Patient satisfaction

But, perhaps more importantly, there seems to be a lack of governmental faith in what small practices bring to general practice.

As Dr McMahon puts it: ‘I am in the privileged position of being able to speak directly to patients at a variety of practices. My personal opinion is that the highest levels of patient satisfaction seem to be from patients who are registered with smaller practices, as they are able to experience a more personalised service.’

There is also an underlying principle here – do we want to see a ‘marketisation’ of general practice? As Londonwide LMCs chief executive Dr Michelle Drage says: ‘For general practice to do “everything you would want for your family” it shouldn’t be placed in a market. Market success or failure should not be the measure by which we judge it.’

This may not be a view shared in the corridors of power.

 

What are ‘primary care networks’?

There is no real definition of a primary care network that NHS England is promoting. They emphasise the networks are built from the bottom up, so they will differ.

However, they do have certain characteristics in common:

• They cover a patient population of at least 30,000-50,000.
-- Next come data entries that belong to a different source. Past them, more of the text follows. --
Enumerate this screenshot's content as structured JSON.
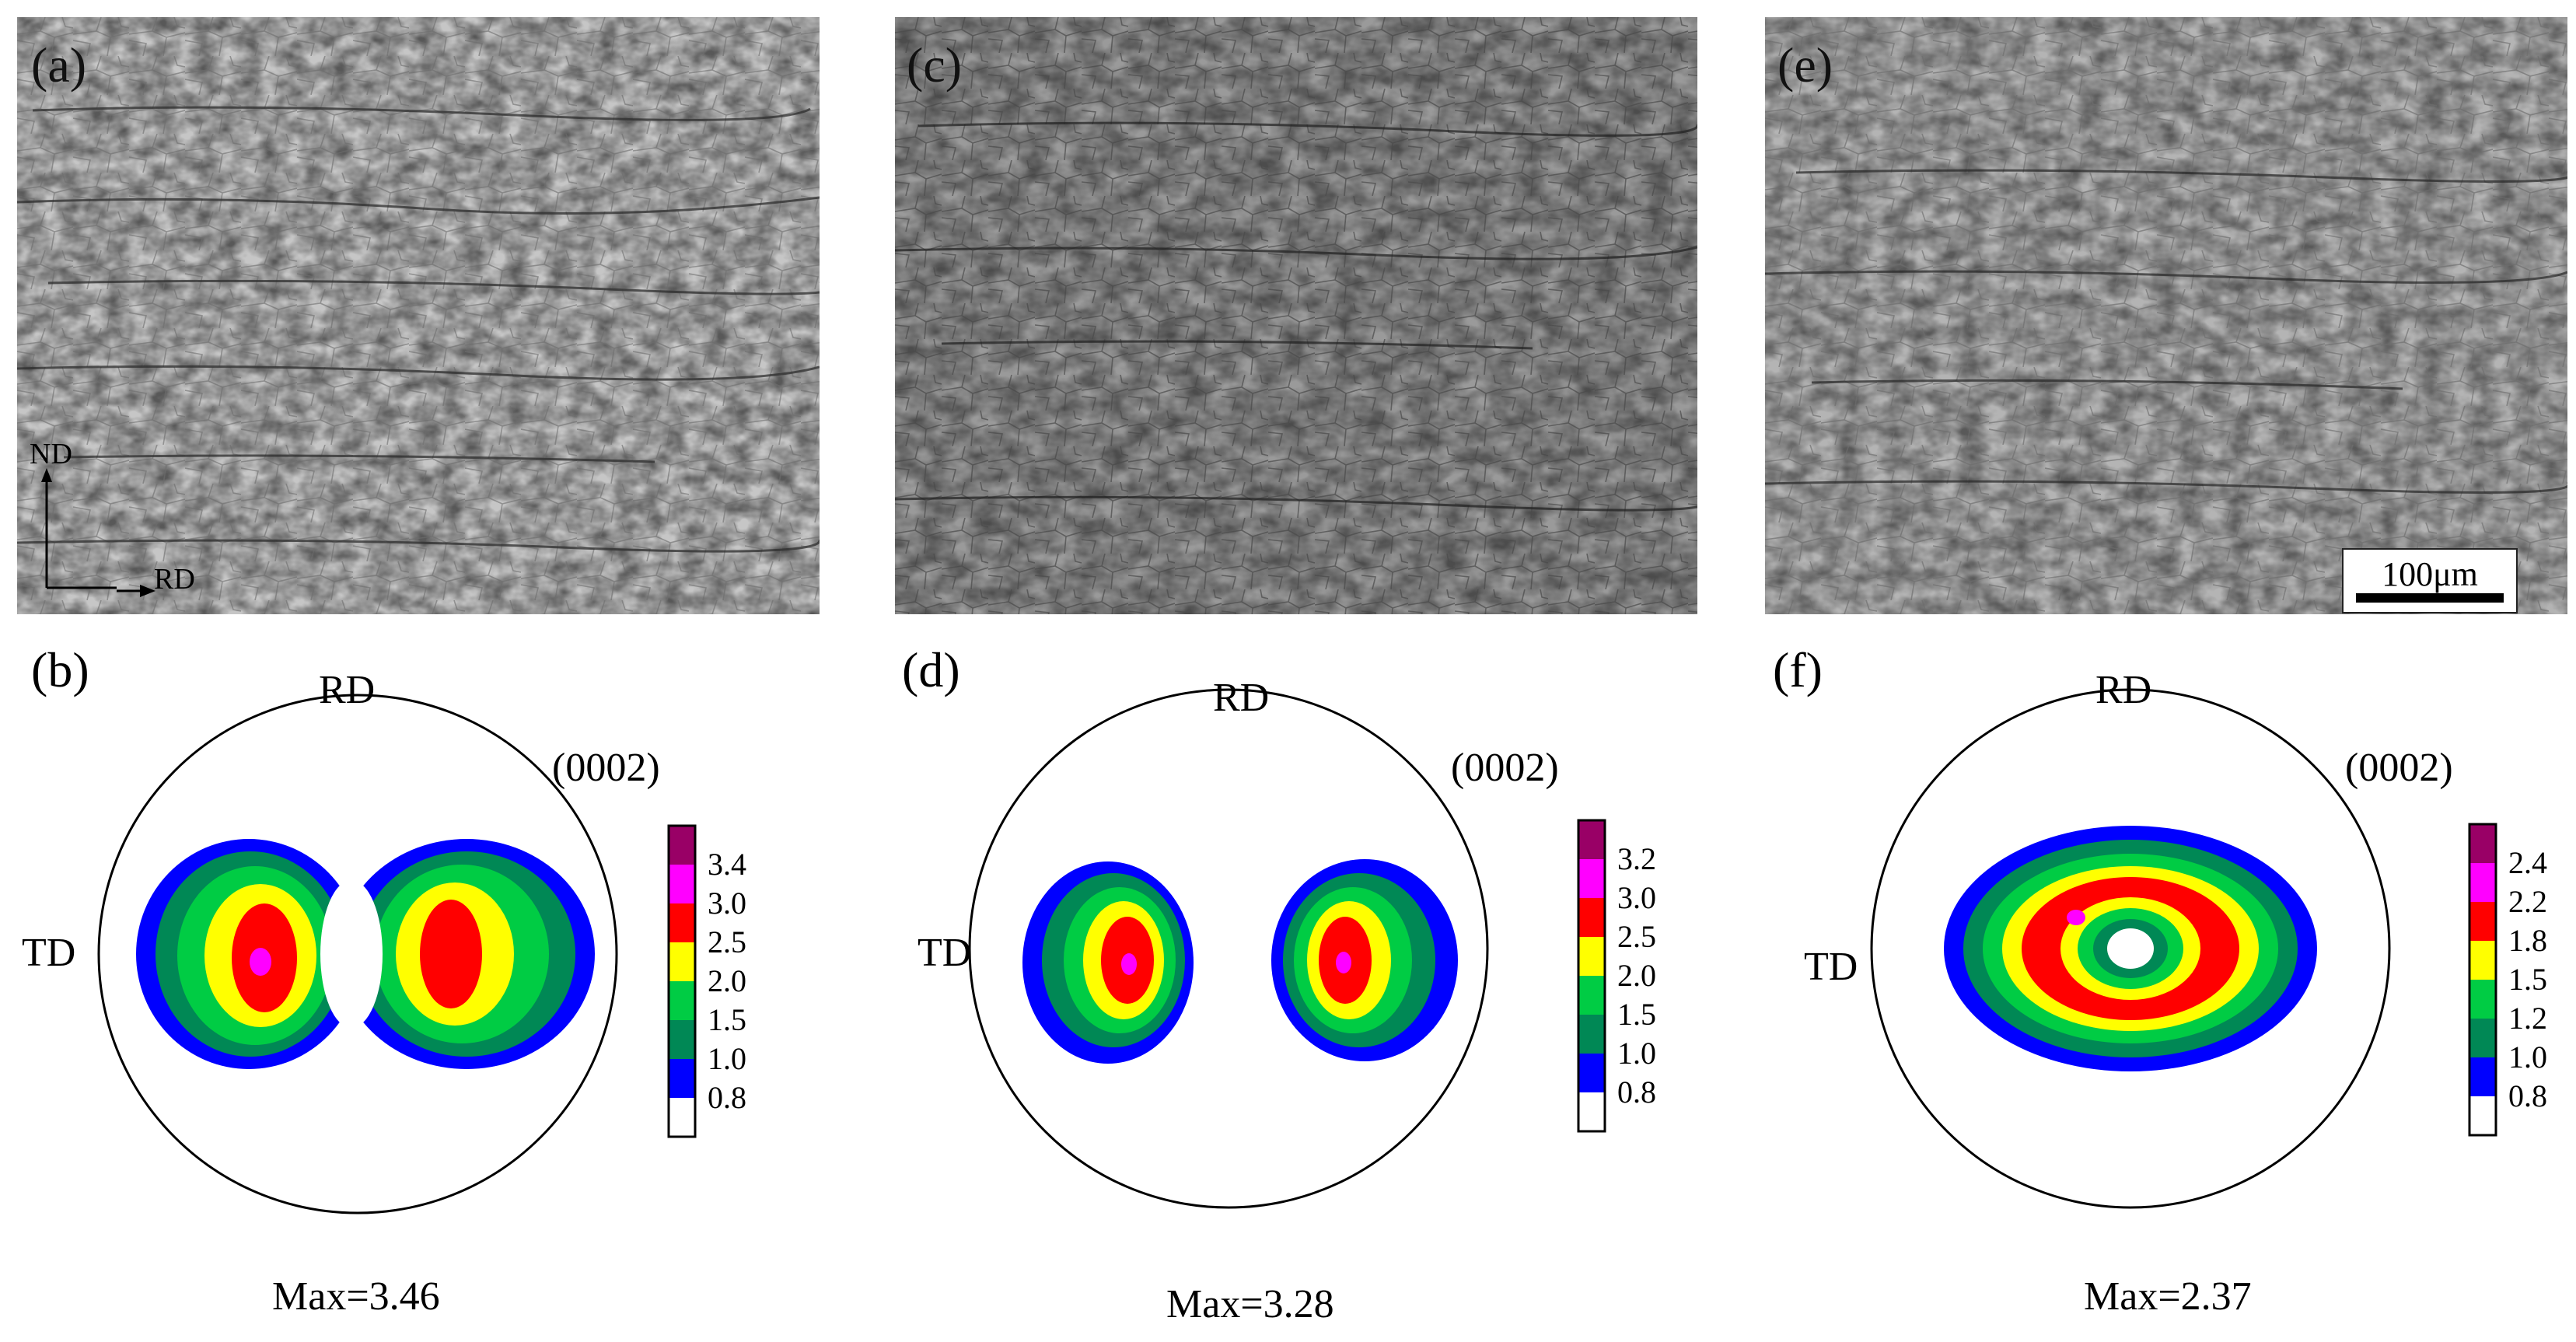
{
  "panels": {
    "micro": [
      {
        "label": "(a)"
      },
      {
        "label": "(c)"
      },
      {
        "label": "(e)"
      }
    ],
    "pole": [
      {
        "label": "(b)",
        "max_text": "Max=3.46",
        "legend": [
          "3.4",
          "3.0",
          "2.5",
          "2.0",
          "1.5",
          "1.0",
          "0.8"
        ],
        "layout": "split"
      },
      {
        "label": "(d)",
        "max_text": "Max=3.28",
        "legend": [
          "3.2",
          "3.0",
          "2.5",
          "2.0",
          "1.5",
          "1.0",
          "0.8"
        ],
        "layout": "split-wide"
      },
      {
        "label": "(f)",
        "max_text": "Max=2.37",
        "legend": [
          "2.4",
          "2.2",
          "1.8",
          "1.5",
          "1.2",
          "1.0",
          "0.8"
        ],
        "layout": "ring"
      }
    ]
  },
  "axes": {
    "nd": "ND",
    "rd": "RD"
  },
  "pole_text": {
    "rd": "RD",
    "td": "TD",
    "plane": "(0002)"
  },
  "scalebar": {
    "label": "100μm"
  },
  "colors": {
    "levels": [
      "#990066",
      "#ff00ff",
      "#ff0000",
      "#ffff00",
      "#00cc44",
      "#008855",
      "#0000ff",
      "#ffffff"
    ]
  }
}
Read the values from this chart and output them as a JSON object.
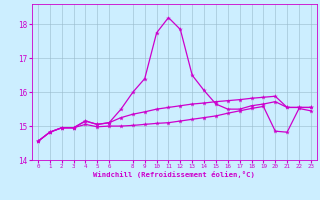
{
  "xlabel": "Windchill (Refroidissement éolien,°C)",
  "bg_color": "#cceeff",
  "line_color": "#cc00cc",
  "grid_color": "#99bbcc",
  "xlim": [
    -0.5,
    23.5
  ],
  "ylim": [
    14.0,
    18.6
  ],
  "yticks": [
    14,
    15,
    16,
    17,
    18
  ],
  "xticks": [
    0,
    1,
    2,
    3,
    4,
    5,
    6,
    8,
    9,
    10,
    11,
    12,
    13,
    14,
    15,
    16,
    17,
    18,
    19,
    20,
    21,
    22,
    23
  ],
  "series": {
    "spike": [
      14.55,
      14.82,
      14.95,
      14.95,
      15.15,
      15.05,
      15.1,
      15.5,
      16.0,
      16.4,
      17.75,
      18.2,
      17.85,
      16.5,
      16.05,
      15.65,
      15.5,
      15.5,
      15.6,
      15.65,
      15.72,
      15.55,
      15.55,
      15.55
    ],
    "upper": [
      14.55,
      14.82,
      14.95,
      14.95,
      15.15,
      15.05,
      15.1,
      15.25,
      15.35,
      15.42,
      15.5,
      15.55,
      15.6,
      15.65,
      15.68,
      15.72,
      15.75,
      15.78,
      15.82,
      15.85,
      15.88,
      15.55,
      15.55,
      15.55
    ],
    "lower": [
      14.55,
      14.82,
      14.95,
      14.95,
      15.05,
      14.98,
      15.0,
      15.0,
      15.02,
      15.05,
      15.08,
      15.1,
      15.15,
      15.2,
      15.25,
      15.3,
      15.38,
      15.45,
      15.52,
      15.58,
      14.85,
      14.82,
      15.52,
      15.45
    ]
  },
  "markersize": 3.5
}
• The GPs head up ‘multidisciplinary teams’, formed of nurses, mental health workers, and clinical pharmacy teams.

• There are expanded diagnostic facilities.

• They pool responsibility for urgent care and extended access.

Dr Arvind Madan suggests the networks comprise around ‘100-150 clinicians’.

NHS England says this model ‘does not require practice mergers or closures, or necessarily depend on physical co-location of services’.

It includes federations, ‘super-surgeries’, primary care homes, and ‘multispecialty community providers’.

NHS England is incentivising practices to join primary care networks through funds for extra staff and premises.

Pulse reported that in Essex, CCGs have stumped up £35m for practices to work ‘at scale’ by ‘significantly increasing investment in workforce, estate and digital solutions’.